There are certain facts of our existence which we cannot escape from. We are men and women. The very reason why I have spoken here today is that we are men and women; we have come here with men’s and women’s natures, passions, and appe– tites; and if we are ever saved in heaven, we shall be saved as men and women. Our business here is to save men and women by teaching them to live lives of purity. These are self-evident truths. When we count up the men and women that are in the world, we shall find a broad margin more of women than men; and there is a numerical difference in the sexes, as they are developed in our community and every other community. Women must be saved, if the task should devolve on a man to marry two or three of them, and treat them as honorable wives, bless them, and bless their children, provide for them, and teach them principles of purity. When we who made this feeble beginning in that matter can bear the struggle no longer, we will call around us our stalwart sons and daughters, and pledge them before high heaven to devote themselves forever, and their children after them, to the great work of man’s regeneration.

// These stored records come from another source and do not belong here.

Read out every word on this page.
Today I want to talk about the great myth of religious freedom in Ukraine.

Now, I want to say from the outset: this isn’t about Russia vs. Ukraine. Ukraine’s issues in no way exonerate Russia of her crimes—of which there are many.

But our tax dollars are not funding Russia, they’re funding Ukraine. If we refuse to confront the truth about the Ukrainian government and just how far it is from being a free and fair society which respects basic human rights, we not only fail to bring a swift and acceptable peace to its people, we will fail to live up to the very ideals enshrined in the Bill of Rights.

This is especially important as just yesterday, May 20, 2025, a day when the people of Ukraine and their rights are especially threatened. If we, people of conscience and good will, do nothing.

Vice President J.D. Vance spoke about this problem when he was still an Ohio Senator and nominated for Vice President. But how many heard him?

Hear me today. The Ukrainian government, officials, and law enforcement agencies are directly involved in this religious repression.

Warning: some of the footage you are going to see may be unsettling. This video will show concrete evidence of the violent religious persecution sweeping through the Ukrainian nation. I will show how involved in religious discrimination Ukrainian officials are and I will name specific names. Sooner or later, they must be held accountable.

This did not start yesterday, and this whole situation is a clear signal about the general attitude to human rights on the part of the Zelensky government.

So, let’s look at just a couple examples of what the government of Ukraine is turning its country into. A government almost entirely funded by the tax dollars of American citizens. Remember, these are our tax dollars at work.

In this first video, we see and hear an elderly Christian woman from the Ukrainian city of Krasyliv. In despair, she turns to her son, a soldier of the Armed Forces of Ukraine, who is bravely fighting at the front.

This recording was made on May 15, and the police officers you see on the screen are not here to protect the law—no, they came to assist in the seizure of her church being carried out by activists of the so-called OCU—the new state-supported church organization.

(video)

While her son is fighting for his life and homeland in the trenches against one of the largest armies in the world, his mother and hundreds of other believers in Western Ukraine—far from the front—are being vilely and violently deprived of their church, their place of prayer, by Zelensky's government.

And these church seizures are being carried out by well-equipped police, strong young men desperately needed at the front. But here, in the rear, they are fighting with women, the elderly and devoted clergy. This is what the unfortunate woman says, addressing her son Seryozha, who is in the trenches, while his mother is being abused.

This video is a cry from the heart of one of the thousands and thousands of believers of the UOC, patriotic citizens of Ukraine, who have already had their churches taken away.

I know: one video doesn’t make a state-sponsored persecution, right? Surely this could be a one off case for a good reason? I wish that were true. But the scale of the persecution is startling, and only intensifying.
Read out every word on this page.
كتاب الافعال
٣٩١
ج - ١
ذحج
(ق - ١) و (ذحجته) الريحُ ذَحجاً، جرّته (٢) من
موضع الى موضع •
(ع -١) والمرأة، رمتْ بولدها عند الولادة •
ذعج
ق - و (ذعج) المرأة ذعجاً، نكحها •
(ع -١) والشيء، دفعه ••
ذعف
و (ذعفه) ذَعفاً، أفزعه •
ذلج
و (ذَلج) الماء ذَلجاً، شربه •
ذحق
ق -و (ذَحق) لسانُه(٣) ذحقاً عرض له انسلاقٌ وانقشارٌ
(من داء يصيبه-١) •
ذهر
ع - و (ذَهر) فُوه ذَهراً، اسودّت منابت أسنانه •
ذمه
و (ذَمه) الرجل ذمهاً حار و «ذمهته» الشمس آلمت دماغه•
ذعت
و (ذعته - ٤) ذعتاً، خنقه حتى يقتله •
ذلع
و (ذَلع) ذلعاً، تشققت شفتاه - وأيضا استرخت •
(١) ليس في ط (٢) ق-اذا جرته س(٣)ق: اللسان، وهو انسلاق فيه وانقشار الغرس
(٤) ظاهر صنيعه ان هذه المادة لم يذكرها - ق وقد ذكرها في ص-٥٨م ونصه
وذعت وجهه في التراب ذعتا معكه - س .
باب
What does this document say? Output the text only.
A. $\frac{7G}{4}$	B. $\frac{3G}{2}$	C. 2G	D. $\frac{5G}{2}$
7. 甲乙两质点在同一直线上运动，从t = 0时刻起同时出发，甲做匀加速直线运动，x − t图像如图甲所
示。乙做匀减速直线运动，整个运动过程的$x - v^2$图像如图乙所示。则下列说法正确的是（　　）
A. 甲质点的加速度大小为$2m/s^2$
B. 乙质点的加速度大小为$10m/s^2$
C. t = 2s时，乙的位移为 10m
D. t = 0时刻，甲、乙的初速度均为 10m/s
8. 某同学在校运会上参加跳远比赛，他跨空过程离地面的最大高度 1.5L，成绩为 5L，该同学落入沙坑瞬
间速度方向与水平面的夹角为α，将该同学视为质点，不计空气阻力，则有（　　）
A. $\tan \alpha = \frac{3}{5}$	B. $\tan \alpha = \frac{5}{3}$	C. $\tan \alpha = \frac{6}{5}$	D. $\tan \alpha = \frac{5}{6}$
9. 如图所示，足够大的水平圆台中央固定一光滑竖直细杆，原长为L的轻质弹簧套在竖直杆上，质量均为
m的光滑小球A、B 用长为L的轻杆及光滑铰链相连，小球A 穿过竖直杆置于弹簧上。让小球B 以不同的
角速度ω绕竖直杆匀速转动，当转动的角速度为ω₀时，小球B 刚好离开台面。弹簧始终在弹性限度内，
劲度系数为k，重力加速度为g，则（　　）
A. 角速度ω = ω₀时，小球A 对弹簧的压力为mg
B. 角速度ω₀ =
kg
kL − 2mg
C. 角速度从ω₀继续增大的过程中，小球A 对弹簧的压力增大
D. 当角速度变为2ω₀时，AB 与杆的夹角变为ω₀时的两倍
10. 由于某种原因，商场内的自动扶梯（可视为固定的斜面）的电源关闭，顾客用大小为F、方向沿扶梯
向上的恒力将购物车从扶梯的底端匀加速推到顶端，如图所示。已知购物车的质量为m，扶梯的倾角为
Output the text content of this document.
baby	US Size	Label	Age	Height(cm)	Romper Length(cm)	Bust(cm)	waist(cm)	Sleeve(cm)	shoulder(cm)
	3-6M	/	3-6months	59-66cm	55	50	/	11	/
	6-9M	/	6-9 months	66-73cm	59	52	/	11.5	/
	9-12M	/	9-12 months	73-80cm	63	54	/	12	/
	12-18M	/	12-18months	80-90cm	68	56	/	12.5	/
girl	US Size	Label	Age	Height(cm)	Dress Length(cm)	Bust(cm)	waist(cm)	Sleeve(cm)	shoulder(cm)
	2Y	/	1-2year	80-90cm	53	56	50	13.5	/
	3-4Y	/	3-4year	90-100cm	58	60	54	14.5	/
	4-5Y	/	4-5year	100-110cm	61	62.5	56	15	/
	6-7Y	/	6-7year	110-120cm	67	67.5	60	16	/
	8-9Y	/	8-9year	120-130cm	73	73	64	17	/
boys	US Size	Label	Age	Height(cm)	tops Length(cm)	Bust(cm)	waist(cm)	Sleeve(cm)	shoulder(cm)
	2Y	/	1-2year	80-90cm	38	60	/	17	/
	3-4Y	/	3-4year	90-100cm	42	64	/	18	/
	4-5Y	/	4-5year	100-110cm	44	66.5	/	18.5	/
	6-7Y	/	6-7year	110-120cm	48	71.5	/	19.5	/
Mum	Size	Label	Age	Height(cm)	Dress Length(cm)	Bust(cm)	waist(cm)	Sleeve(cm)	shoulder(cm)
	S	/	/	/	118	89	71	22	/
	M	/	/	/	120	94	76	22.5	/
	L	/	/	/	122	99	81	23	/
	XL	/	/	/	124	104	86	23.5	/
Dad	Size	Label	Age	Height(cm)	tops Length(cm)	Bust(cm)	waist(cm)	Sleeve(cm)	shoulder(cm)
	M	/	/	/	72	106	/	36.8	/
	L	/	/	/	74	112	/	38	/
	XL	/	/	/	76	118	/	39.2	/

Let us get the body improved first, that the spirit may live and dwell in a pure tabernacle. When this is done, we can go and cultivate the spirit as much as is needful. The world wants a religion that will address itself to this task, because it will enter into the relationship that exists between man and woman, that will purify them and establish within them the seed of eternal life. Let us pray always and never faint, and ask God to bless us in all that we do, and never do anything that is not sufficiently holy that we can ask God to bless; carrying the purity of Heaven’s religion and ordained principles of salvation into every relationship of our lives, and let the Zion of our God extend forth upon all the earth from this point. What will become of the world? They will live in their corruption until they sink and die in it. Our blessings are to build up the kingdom of God in purity and in its perfection in these mountains. This is our work, and may God help us, is my prayer, in the name of the Lord Jesus Christ. Amen.